We’re not big on bureaucracies, nor having to live with lots of rules and regulations when we cruise. But in the case of Glacier Bay, you either do it by National Park Service regulation – or stay out of Glacier Bay. At first we were put off by the concept – you need to make a reservation well in advance, and we never know in advance what we’re going to do, let alone where and when we’ll be doing it.
But when we found out that our daughter Elyse and granddaughter Emma were coming to visit, we gave the Glacier Bay Park office a call. They limit the traffic to maintain the pristine wilderness – so just 30 yachts at a time are allowed in. As we were calling only two weeks before we needed to visit, we were not if a slot would be available. We were pleased to find out that they’d had a cancellation – this is not unusual.
Of course there are rules. For one, you have to reconfirm within 48 hours. Then, you need to hail the park on VHF and get permission to enter. Finally, there is a mandatory orientation for the "boat operator". Not a lot to put up with, considering what you get in return.

We did not have a lot of time – just a couple of days to get a taste for the area. The surrounding terrain is a visual delight, especially when you have sunlight and blue skies, which Elyse and Emma were kind enough to bring with them.

We took hundreds of photos like these.
We decided to visit just one glacier and were advised the John Hopkins was very active.

There were several several large "explosions" as the face of the glacier calved. You could hear these for miles.

If you look at the base of the glacier you’ll see one of the splashes. We braced for a wave, but we did not feel even a small ripple from this one.

The ice bergs are home to a small colony of harbor seals, who come here to have their pups. The orca whales know this and visit the area looking for easy meals – which is why this little guy is hauled out in the middle of the ice pack fronting the glacier.

There were also lots of sea otters – checking us out and just chilling in the afternoon sun.

The textures on the ice are wonderful to look at with camera and binoculars.

Linda is using the stabilized Canons here, while Emma is using her pair of 7 x 30 binoculars. We found that for sightseeing, the stabilized binoculars were wonderful. Whale and bear watching, not to mention just taking in the surrounding topography, are much enhanced with high-powered stabilized glasses.

Although it is a sunny day, the adiabatic (downslope) winds off the glacier are barely above freezing.

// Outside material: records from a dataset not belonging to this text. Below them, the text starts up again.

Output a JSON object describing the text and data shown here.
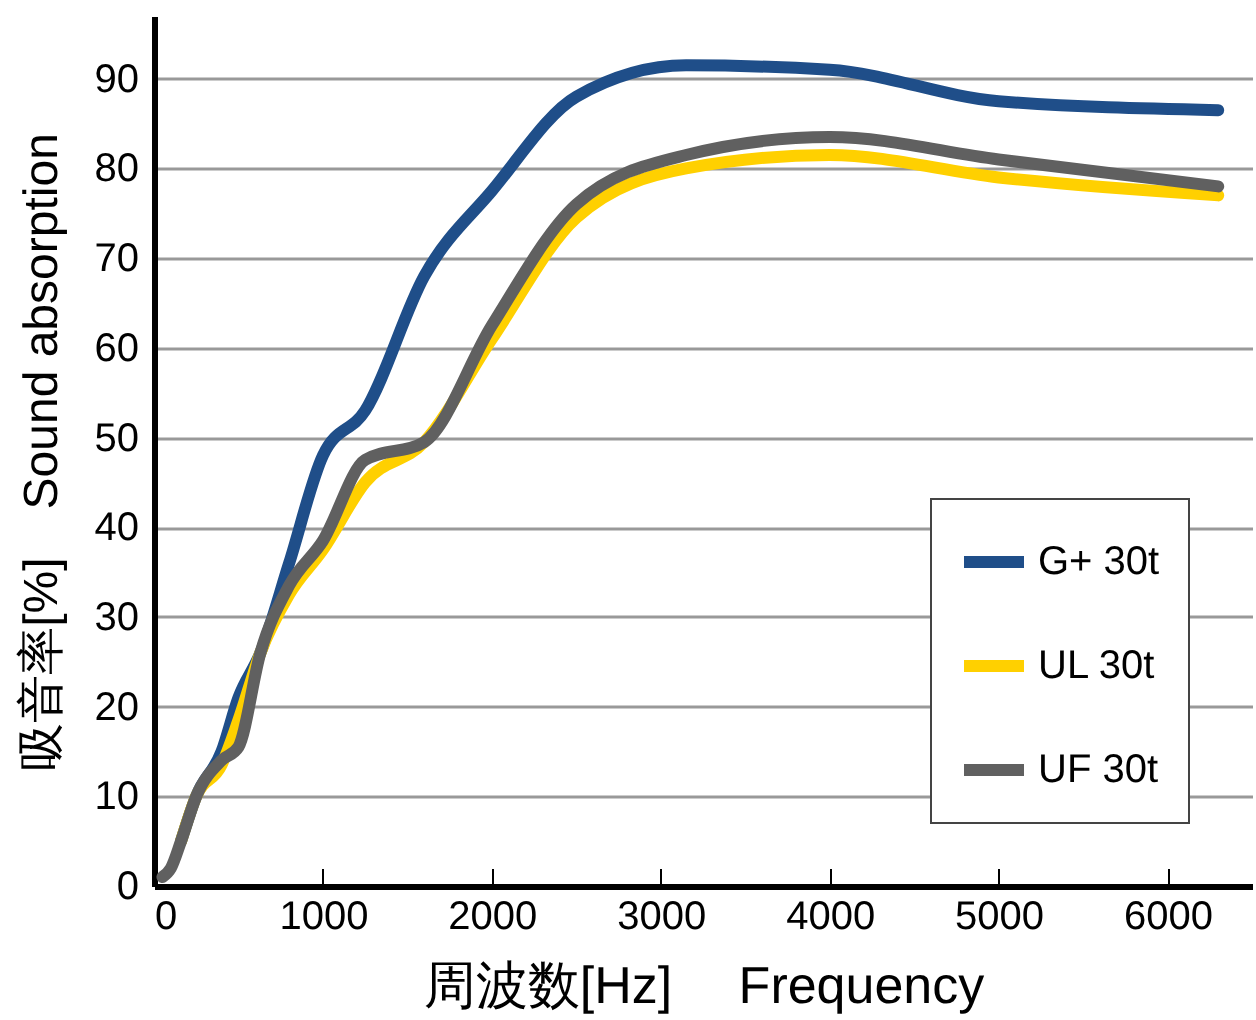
{
  "chart_data": {
    "type": "line",
    "xlabel": "周波数[Hz]　 Frequency",
    "ylabel": "吸音率[%]　Sound absorption",
    "x": [
      50,
      100,
      160,
      250,
      400,
      500,
      630,
      800,
      1000,
      1250,
      1600,
      2000,
      2500,
      3150,
      4000,
      5000,
      6300
    ],
    "series": [
      {
        "name": "G+ 30t",
        "color": "#1f4e89",
        "values": [
          null,
          null,
          5,
          10,
          15,
          21,
          26,
          36,
          48,
          53,
          68,
          77.5,
          88,
          91.5,
          91,
          87.5,
          86.5
        ]
      },
      {
        "name": "UL 30t",
        "color": "#ffd000",
        "values": [
          null,
          null,
          5,
          10,
          13.5,
          18.5,
          26,
          32.5,
          37.5,
          45,
          49.5,
          61,
          74.5,
          80,
          81.5,
          79,
          77
        ]
      },
      {
        "name": "UF 30t",
        "color": "#606060",
        "values": [
          1,
          2,
          5,
          10,
          14,
          15.5,
          26,
          33.5,
          38.5,
          47.5,
          49.5,
          62.5,
          76,
          81.5,
          83.5,
          81,
          78
        ]
      }
    ],
    "xlim": [
      0,
      6500
    ],
    "ylim": [
      0,
      97
    ],
    "xticks": [
      0,
      1000,
      2000,
      3000,
      4000,
      5000,
      6000
    ],
    "yticks": [
      0,
      10,
      20,
      30,
      40,
      50,
      60,
      70,
      80,
      90
    ],
    "grid": "y",
    "legend": "bottom right",
    "line_style": "solid",
    "marker": "none"
  }
}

Glaciers do an interesting carving job on the granite walls of the canyons fronting them. The textures change with the composition of the walls themselves, what is in the glaciers, and the light.

We’ve got to show you at least one "posed" photo with the boat. We’re still looking for that perfect poster photo for the wall to remind us why we came up here.

Emma has been driving both Wind Horse and the dinghy. She seems to prefer the raw speed of the smaller boat.

Glacier Bay is much more than glaciers. There are a number of lovely anchorages, which one gets to share with resident bears – both brown and black varieties. This is in North Sandy Cove. Notice the crushed reeds over the after quarter of the dink? Those are made by black bears – and they’re probably lying in wait…

Thought we were kidding, didn’t you! This mom and her two new cubs were about a quarter of a mile away – hence the fuzzy photo. But there had been a nice daddy-sized black bear walking the beach off our stern as we came into the anchorage.

Consider the activities this day on the good ship Wind Horse. Early morning – watch humpback whales. Midmorning – get orientation from rangers and visit park museum. Afternoon – navigate ice, imbibe breathtaking vistas, visit calving glacier. Evening – watch for bears, bake apple and peach pies.

We’re exhausted just thinking about all of this.